I move cautiously down the decrepit, darkened hall of an abandoned building. My hand grips tightly around a lead pipe, my only defense as strange, hostile noises percolate the soundscape. A fire cracks and spits upwards from a decaying barrel, casting silhouettes across the corroding architecture of the corridor. All of a sudden the shadow shivers and twists as demonic laughter reverberates through the walls. My whole body tenses in preparation to confront whatever awaits me in the gloom ahead. I summon my courage and turn the corner. A pallid, inhuman face greets me. A smirk emerges; “Let’s have some fun”, the otherworldly voice resonates as he tightens his grip around my throat.
I’m not sure whether I’m having fun or being terrified; in the best traditions of survival-horror, I think I’m experiencing both simultaneously.
Condemned 2: Bloodshot is the latest game from industry veterans Monolith Productions. Building upon their vast experience within the supernatural horror genre (F.E.A.R., Silent Hill: Origins and the original Condemned: Criminal Origins to name but a few), Monolith seem to have condensed the atmosphere and narrative of a Hitchcockian mystery thriller with the content of a modernistic bloodbath in the best traditions of John Carpenter and Sam Raimi.
Fittingly, Monolith have opted to approach the 2nd instalment of Condemned from a hardboiled-detective angle. The player, as protagonist Ethan Thomas, is a down-and-out, alcoholic ex-cop haunted by his past. Following genre convention, a chance comes along to confront his demons and get his life back on track, in the form of a puzzling case. The story is mainly told through cinematics that dovetail the beginning and end of each level, most of which are professionally-produced and informative.
Stylistically, if you think 2K’s award-winning Bioshock you won’t be too far off. A dystopian environment, a city somehow provoked to mass-violence, and the ubiquitous, eerie radio/television broadcasts informing the player of events surrounding his mission. Graphically Condemned 2 will again find much comparison with Bioshock, though both use different engines. Beautiful lighting and particle effects, gorgeous textures and Havok physics all coalesce to make the grungy, dilapidated world of Condemned 2 come to life; though it should be noted that in high-definition the engine can experience some slowdown (but by God it’s pretty).

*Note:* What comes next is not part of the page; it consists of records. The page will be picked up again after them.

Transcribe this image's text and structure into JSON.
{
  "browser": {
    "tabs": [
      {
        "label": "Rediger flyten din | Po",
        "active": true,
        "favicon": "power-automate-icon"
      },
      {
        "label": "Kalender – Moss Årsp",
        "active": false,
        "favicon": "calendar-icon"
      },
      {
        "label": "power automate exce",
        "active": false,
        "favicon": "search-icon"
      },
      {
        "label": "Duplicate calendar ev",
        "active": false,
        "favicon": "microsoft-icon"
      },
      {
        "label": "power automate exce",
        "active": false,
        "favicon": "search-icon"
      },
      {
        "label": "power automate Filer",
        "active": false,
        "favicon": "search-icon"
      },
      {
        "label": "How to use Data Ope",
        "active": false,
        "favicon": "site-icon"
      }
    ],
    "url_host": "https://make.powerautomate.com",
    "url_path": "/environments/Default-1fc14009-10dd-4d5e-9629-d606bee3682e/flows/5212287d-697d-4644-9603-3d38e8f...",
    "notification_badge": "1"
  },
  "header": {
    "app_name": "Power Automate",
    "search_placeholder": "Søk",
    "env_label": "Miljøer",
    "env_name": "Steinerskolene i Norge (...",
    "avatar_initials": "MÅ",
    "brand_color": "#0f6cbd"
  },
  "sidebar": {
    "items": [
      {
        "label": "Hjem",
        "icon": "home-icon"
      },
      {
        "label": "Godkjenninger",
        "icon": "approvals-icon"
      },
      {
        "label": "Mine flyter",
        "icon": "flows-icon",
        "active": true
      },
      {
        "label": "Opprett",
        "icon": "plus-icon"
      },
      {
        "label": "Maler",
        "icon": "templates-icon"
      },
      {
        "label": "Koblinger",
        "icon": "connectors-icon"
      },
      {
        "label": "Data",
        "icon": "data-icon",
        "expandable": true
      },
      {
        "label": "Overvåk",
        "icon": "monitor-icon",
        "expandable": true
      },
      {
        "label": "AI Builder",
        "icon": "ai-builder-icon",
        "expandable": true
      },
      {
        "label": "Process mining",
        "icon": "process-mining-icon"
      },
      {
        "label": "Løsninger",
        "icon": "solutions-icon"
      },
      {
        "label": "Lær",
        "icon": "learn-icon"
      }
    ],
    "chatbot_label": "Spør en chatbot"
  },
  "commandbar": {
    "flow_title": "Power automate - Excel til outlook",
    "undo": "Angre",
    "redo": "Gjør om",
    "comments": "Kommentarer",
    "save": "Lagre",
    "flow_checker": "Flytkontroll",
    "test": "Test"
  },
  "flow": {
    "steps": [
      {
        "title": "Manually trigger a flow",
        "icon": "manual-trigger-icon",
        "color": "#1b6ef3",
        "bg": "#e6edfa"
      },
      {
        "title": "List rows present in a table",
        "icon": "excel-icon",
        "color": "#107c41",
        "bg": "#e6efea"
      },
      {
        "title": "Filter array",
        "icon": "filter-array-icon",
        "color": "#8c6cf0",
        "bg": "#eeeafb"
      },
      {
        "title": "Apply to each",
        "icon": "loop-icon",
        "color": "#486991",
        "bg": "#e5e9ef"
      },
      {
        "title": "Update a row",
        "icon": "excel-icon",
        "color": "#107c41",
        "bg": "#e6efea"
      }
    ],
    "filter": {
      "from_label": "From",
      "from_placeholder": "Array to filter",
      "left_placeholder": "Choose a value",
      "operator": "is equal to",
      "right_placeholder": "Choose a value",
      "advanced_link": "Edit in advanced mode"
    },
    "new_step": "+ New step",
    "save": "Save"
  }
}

The gameplay experiences some welcome innovations, mainly based upon contextual button pressing (also known as ‘Quick Time Events’). For example, when another character talks to you, you have a limited time to press the ‘A’ button to make Ethan reply, which can result in some interesting dialog or actions (giving the middle-finger to a hobo is rarely such fun, or safe). You also have to press A at certain junctures to perform jumps, slides, and climbs. Yet this can often be frustrating, as the contexts are not always consistent, and you find yourself stuck in situations that could easily be remedied were the developers to provide a ‘jump’ option here or a ‘climb’ option there. Such inconsistencies take you out of the diegetic experience by the artificiality of the barrier, and you are once more aware you’re playing a game as opposed to being immersed in the experience.

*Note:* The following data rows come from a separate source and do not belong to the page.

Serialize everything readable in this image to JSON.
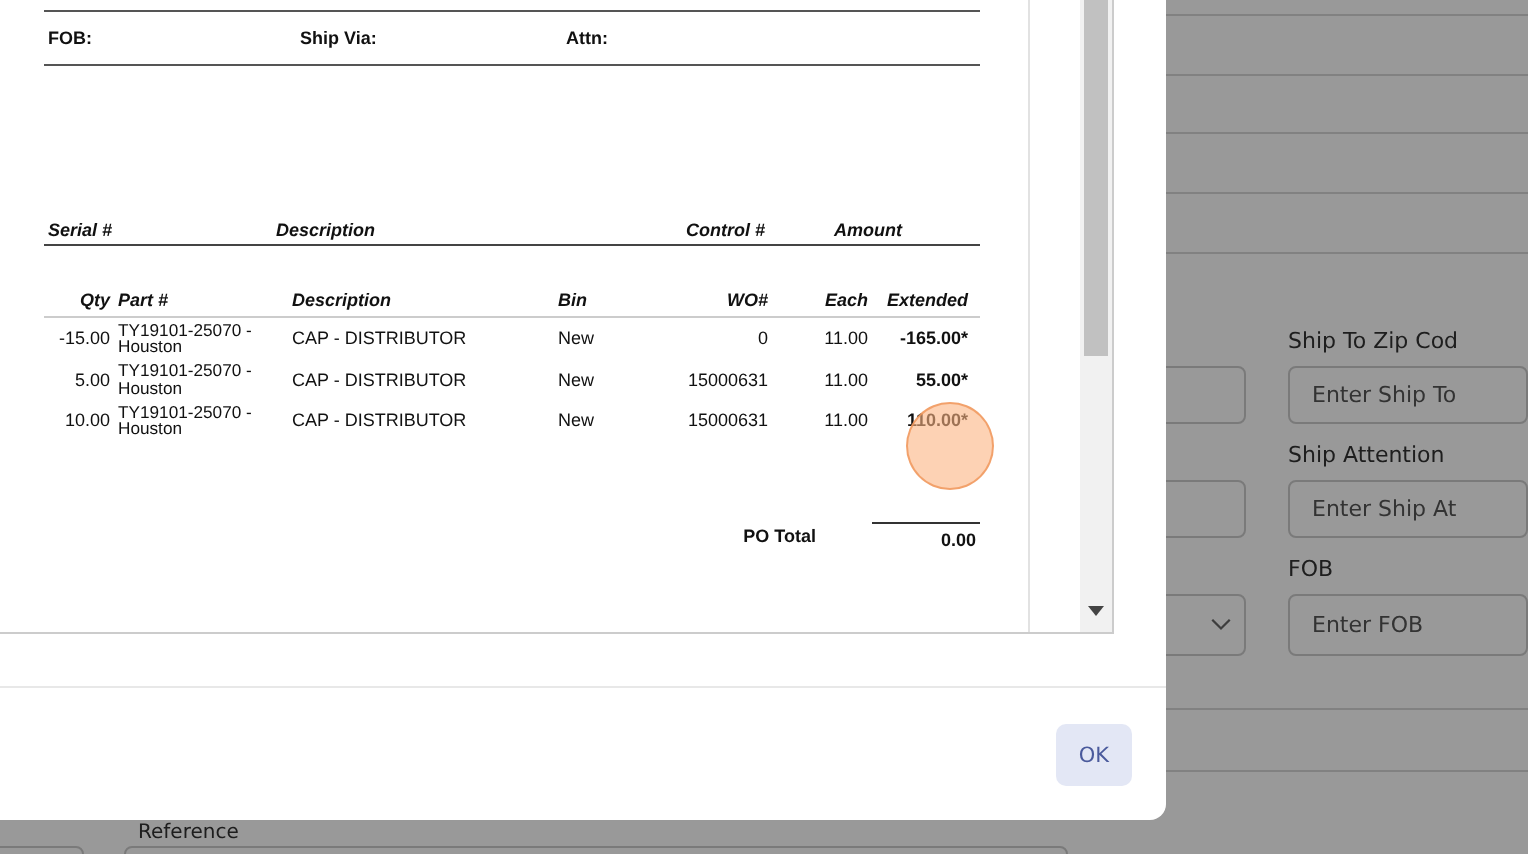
{
  "document": {
    "header_labels": [
      "FOB:",
      "Ship Via:",
      "Attn:"
    ],
    "serial_columns": [
      "Serial #",
      "Description",
      "Control #",
      "Amount"
    ],
    "item_columns": [
      "Qty",
      "Part #",
      "Description",
      "Bin",
      "WO#",
      "Each",
      "Extended"
    ],
    "items": [
      {
        "qty": "-15.00",
        "part": "TY19101-25070 - Houston",
        "description": "CAP - DISTRIBUTOR",
        "bin": "New",
        "wo": "0",
        "each": "11.00",
        "extended": "-165.00*"
      },
      {
        "qty": "5.00",
        "part": "TY19101-25070 - Houston",
        "description": "CAP - DISTRIBUTOR",
        "bin": "New",
        "wo": "15000631",
        "each": "11.00",
        "extended": "55.00*"
      },
      {
        "qty": "10.00",
        "part": "TY19101-25070 - Houston",
        "description": "CAP - DISTRIBUTOR",
        "bin": "New",
        "wo": "15000631",
        "each": "11.00",
        "extended": "110.00*"
      }
    ],
    "po_total": {
      "label": "PO Total",
      "value": "0.00"
    }
  },
  "ok_button": "OK",
  "background_form": {
    "left_fields": [
      {
        "kind": "input"
      },
      {
        "kind": "input"
      },
      {
        "kind": "select"
      }
    ],
    "right_fields": [
      {
        "label": "Ship To Zip Cod",
        "placeholder": "Enter Ship To"
      },
      {
        "label": "Ship Attention",
        "placeholder": "Enter Ship At"
      },
      {
        "label": "FOB",
        "placeholder": "Enter FOB"
      }
    ],
    "reference_label": "Reference"
  }
}
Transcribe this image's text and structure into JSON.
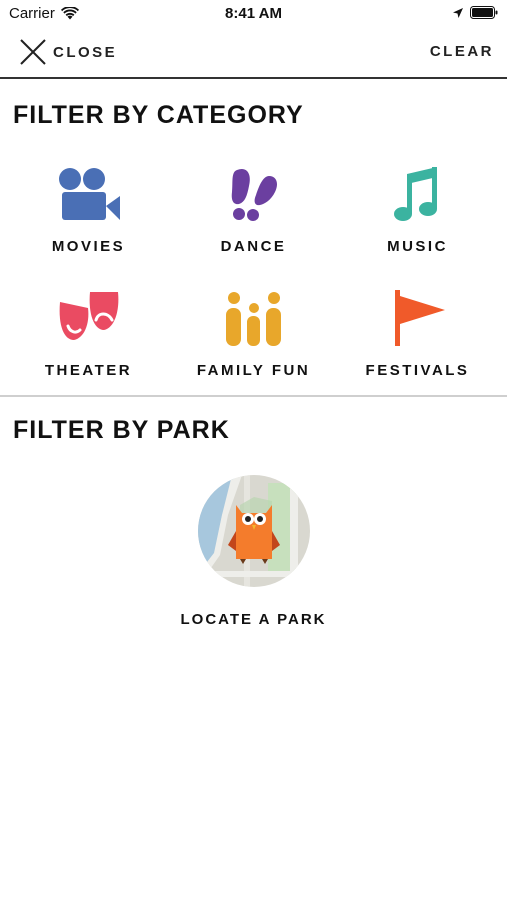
{
  "status": {
    "carrier": "Carrier",
    "time": "8:41 AM"
  },
  "nav": {
    "close_label": "CLOSE",
    "clear_label": "CLEAR"
  },
  "category_section": {
    "title": "FILTER BY CATEGORY",
    "items": [
      {
        "label": "MOVIES",
        "icon": "movie-camera-icon",
        "color": "#4a6fb5"
      },
      {
        "label": "DANCE",
        "icon": "footprints-icon",
        "color": "#6b3fa0"
      },
      {
        "label": "MUSIC",
        "icon": "music-note-icon",
        "color": "#3bb3a0"
      },
      {
        "label": "THEATER",
        "icon": "theater-masks-icon",
        "color": "#ea4b62"
      },
      {
        "label": "FAMILY FUN",
        "icon": "family-icon",
        "color": "#e8a72b"
      },
      {
        "label": "FESTIVALS",
        "icon": "flag-icon",
        "color": "#f05a2a"
      }
    ]
  },
  "park_section": {
    "title": "FILTER BY PARK",
    "locate_label": "LOCATE A PARK",
    "icon": "owl-map-icon"
  }
}
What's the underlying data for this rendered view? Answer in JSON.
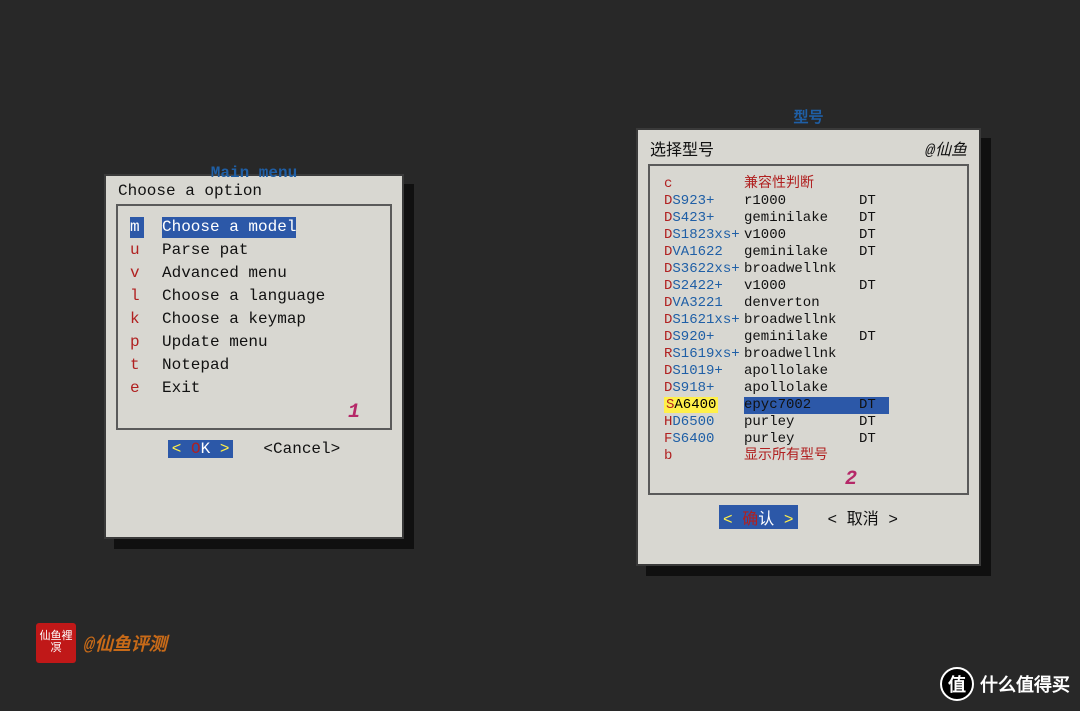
{
  "dialog1": {
    "title": "Main menu",
    "subtitle": "Choose a option",
    "items": [
      {
        "hotkey": "m",
        "label": "Choose a model",
        "selected": true
      },
      {
        "hotkey": "u",
        "label": "Parse pat"
      },
      {
        "hotkey": "v",
        "label": "Advanced menu"
      },
      {
        "hotkey": "l",
        "label": "Choose a language"
      },
      {
        "hotkey": "k",
        "label": "Choose a keymap"
      },
      {
        "hotkey": "p",
        "label": "Update menu"
      },
      {
        "hotkey": "t",
        "label": "Notepad"
      },
      {
        "hotkey": "e",
        "label": "Exit"
      }
    ],
    "number": "1",
    "ok": "OK",
    "cancel": "<Cancel>"
  },
  "dialog2": {
    "outer_title": "型号",
    "subtitle": "选择型号",
    "author": "@仙鱼",
    "header": {
      "key": "c",
      "label": "兼容性判断"
    },
    "items": [
      {
        "k": "DS923+",
        "arch": "r1000",
        "dt": "DT"
      },
      {
        "k": "DS423+",
        "arch": "geminilake",
        "dt": "DT"
      },
      {
        "k": "DS1823xs+",
        "arch": "v1000",
        "dt": "DT"
      },
      {
        "k": "DVA1622",
        "arch": "geminilake",
        "dt": "DT"
      },
      {
        "k": "DS3622xs+",
        "arch": "broadwellnk",
        "dt": ""
      },
      {
        "k": "DS2422+",
        "arch": "v1000",
        "dt": "DT"
      },
      {
        "k": "DVA3221",
        "arch": "denverton",
        "dt": ""
      },
      {
        "k": "DS1621xs+",
        "arch": "broadwellnk",
        "dt": ""
      },
      {
        "k": "DS920+",
        "arch": "geminilake",
        "dt": "DT"
      },
      {
        "k": "RS1619xs+",
        "arch": "broadwellnk",
        "dt": ""
      },
      {
        "k": "DS1019+",
        "arch": "apollolake",
        "dt": ""
      },
      {
        "k": "DS918+",
        "arch": "apollolake",
        "dt": ""
      },
      {
        "k": "SA6400",
        "arch": "epyc7002",
        "dt": "DT",
        "selected": true
      },
      {
        "k": "HD6500",
        "arch": "purley",
        "dt": "DT"
      },
      {
        "k": "FS6400",
        "arch": "purley",
        "dt": "DT"
      }
    ],
    "footer": {
      "key": "b",
      "label": "显示所有型号"
    },
    "number": "2",
    "ok": "确认",
    "cancel": "< 取消 >"
  },
  "watermark": {
    "seal": "仙鱼裡凕",
    "text": "@仙鱼评测"
  },
  "corner": "什么值得买"
}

Combat has also been augmented, with chain combos, finishing moves, and environmental kills again reliant on Quick Time Events, as the button flashes on-screen for you to press in sequence (Right Trigger, Left Trigger et cetera), resulting in smashing someone’s head into a toilet, their skull against a wall, their body through a window and so on, it’s all the colours of the violence rainbow. The new ability for Ethan to clean the clocks of criminal scum with his fists also makes a welcome addition, and is implemented in a satisfyingly visceral manner, as the screen shudders and shakes with each satisfying thump, accompanied by suitably primitive sound effects.
Of course, you still have the detachable environment to aid you in various ass-kicking exploits, so you can pull an electric volt off the wall or pick up a gumball machine to open some heads with, and finding level-specific weapons, like an old broadsword in a museum or an exploding doll in a toy factory, is part of the fun. Though otherwise solid, the combat interface has not been designed to take on more than one crackhead at a time, so fights can become irritating if you are surrounded.
Though the combat can get repetitive, Monolith mixes it up by chucking in a decent variety of missions based on stealth or chase; stealth predictably requires you to sneak through certain areas, whilst chase means “RUN THROUGH THE LEVEL AS FAST AS YOU CAN THERE’S A GIANT ZOMBIE BEAR CHASING ME OHMYGODLOOKATITSTEETH”. Both are refreshingly entertaining if still sadly underused by the designers.
Also the CSI-style ‘evidence’ sections provide a welcome change of pace, as you work through a collection of visual data at the crime scene to ascertain information relative to your objective, and the use of different tools in collection and deduction, alongside your own critical thinking, can certainly excite and immerse.
Narrative-wise the game does take a turn for the bizarre, and not good bizarre really, more like the “I’m on the bus and the man sitting next to me is touching himself” bizarre; it’s unnerving and out-of-place, but you may enjoy it if you’re into that sort of thing.
Overall though, Condemned 2: Bloodshot remains a thoroughly enjoyable experience. Whether you’re a first-person shooter fan looking for some variety, or a survival-horror fan looking for a different take on the genre, Condemned 2 will provide shocks and thrills in a beautifully-rendered blood-soaked barrel, before asking you to analyze the splatter pattern. What more can you ask for?